Image by Gerd Altmann from Pixabay

Niall McLaren, M.D., an unconventional psychiatrist and author, believes that modern psychiatry lacks a real scientific mode of mental disorder. In an article in 2016, McLaren wrote:

When psychiatrists use the word ‘personality,’ they really don’t know what it means (but it sounds impressive). Because it isn’t formal mental illness, psychiatrists don’t know what to do with it.

McLaren is particularly critical of the categorization of personality disorders by the mainstream psychiatry. He says, “Psychiatry tries to classify PD as distinct categories of disturbance but this is completely false; there are no uniquely distinguishing features of any such disorder.”

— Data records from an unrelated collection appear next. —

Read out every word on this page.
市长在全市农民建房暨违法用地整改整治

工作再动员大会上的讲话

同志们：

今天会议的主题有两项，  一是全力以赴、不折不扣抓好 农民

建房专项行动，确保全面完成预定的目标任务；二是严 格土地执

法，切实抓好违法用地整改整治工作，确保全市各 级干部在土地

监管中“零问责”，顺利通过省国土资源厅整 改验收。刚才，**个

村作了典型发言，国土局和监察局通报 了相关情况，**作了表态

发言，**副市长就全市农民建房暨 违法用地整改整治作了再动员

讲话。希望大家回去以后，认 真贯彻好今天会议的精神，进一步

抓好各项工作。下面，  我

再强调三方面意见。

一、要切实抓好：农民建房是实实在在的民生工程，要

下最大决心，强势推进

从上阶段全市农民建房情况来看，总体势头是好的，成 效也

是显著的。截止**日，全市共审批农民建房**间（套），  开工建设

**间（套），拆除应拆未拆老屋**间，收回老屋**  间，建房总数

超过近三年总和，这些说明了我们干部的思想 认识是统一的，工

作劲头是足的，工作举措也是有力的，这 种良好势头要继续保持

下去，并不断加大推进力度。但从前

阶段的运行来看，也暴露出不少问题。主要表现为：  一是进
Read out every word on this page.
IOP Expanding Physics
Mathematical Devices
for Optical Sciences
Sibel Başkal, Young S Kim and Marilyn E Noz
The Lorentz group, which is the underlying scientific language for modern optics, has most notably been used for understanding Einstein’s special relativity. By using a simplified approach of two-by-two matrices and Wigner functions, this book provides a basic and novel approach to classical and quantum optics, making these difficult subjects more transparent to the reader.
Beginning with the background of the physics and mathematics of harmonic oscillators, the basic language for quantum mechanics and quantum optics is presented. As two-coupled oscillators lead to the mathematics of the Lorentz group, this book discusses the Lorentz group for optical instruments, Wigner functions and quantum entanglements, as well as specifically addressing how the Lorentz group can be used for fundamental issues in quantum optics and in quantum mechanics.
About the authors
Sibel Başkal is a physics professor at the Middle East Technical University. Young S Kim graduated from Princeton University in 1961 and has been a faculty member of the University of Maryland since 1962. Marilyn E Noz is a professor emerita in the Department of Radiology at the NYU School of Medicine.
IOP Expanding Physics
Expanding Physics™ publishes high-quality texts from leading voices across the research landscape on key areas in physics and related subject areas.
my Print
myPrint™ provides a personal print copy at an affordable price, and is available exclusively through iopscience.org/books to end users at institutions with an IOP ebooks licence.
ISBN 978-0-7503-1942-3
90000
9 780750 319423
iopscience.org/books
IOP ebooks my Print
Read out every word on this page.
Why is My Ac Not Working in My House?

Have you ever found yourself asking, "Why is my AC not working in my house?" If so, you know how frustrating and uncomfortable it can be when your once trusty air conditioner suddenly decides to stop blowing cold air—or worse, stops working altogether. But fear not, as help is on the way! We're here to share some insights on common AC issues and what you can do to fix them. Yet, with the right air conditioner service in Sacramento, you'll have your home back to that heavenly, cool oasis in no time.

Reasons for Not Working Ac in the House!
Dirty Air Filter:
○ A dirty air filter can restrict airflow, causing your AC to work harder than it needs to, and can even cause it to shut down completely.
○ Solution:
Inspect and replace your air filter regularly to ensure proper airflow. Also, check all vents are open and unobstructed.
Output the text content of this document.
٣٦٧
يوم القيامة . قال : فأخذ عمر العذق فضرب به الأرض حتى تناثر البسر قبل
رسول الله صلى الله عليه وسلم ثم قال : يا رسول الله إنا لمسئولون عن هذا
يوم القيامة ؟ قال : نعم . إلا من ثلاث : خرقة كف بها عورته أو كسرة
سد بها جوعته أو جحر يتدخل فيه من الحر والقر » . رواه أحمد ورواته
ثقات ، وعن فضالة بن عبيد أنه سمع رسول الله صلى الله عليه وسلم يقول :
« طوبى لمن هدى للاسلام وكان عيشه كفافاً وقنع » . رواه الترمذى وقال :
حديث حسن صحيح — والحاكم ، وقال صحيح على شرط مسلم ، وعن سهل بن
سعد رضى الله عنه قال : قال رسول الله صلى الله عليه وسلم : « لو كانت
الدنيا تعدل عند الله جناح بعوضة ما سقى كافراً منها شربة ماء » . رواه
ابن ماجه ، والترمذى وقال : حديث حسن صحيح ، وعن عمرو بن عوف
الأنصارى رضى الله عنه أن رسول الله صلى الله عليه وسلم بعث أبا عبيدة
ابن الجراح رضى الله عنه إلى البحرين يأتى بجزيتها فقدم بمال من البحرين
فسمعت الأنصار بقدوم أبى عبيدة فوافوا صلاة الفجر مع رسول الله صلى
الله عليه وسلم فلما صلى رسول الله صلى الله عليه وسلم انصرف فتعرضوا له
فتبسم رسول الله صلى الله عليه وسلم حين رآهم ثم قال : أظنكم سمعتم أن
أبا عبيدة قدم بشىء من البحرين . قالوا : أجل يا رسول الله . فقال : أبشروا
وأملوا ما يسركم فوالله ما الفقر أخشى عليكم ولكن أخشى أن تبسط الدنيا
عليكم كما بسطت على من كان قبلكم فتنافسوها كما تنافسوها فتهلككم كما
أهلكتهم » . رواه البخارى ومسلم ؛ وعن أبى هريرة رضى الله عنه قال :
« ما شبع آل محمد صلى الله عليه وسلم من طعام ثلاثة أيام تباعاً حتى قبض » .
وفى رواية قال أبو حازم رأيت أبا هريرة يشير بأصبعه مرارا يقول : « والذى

Categorization of Personality Disorders

In his latest book Anxiety: The Inside Story, McLaren points to the lack of a solid concept of normal personality in the conventional model of psychiatry and how, despite this, the American Psychiatry Association makes various categories of personality disorders. He says that one of the reasons the authors of DSM-5 don’t like dealing with personality disorders is because psychiatrists can’t prescribe drugs for such disorders. (p. 82)

Adding to his critique of the mainstream psychiatry’s difficulty in dealing with personality disorders, McLaren says psychiatrists rediagnose these cases to prescribe more drugs. (p. 83)

Earlier in his book, McLaren relates the disturbed behavior seen in people diagnosed with a personality disorder by conventional psychiatry to deep-seated anxiety.

“At the core of most personality disorders is volcanic anxiety,” he writes. (p. 70)

He goes on to include examples of case studies to explain that the fear of being judged by humans, leading to embarrassment, underlies the intense anxious behavior that is interpreted wrongly by psychiatrists as a personality disorder.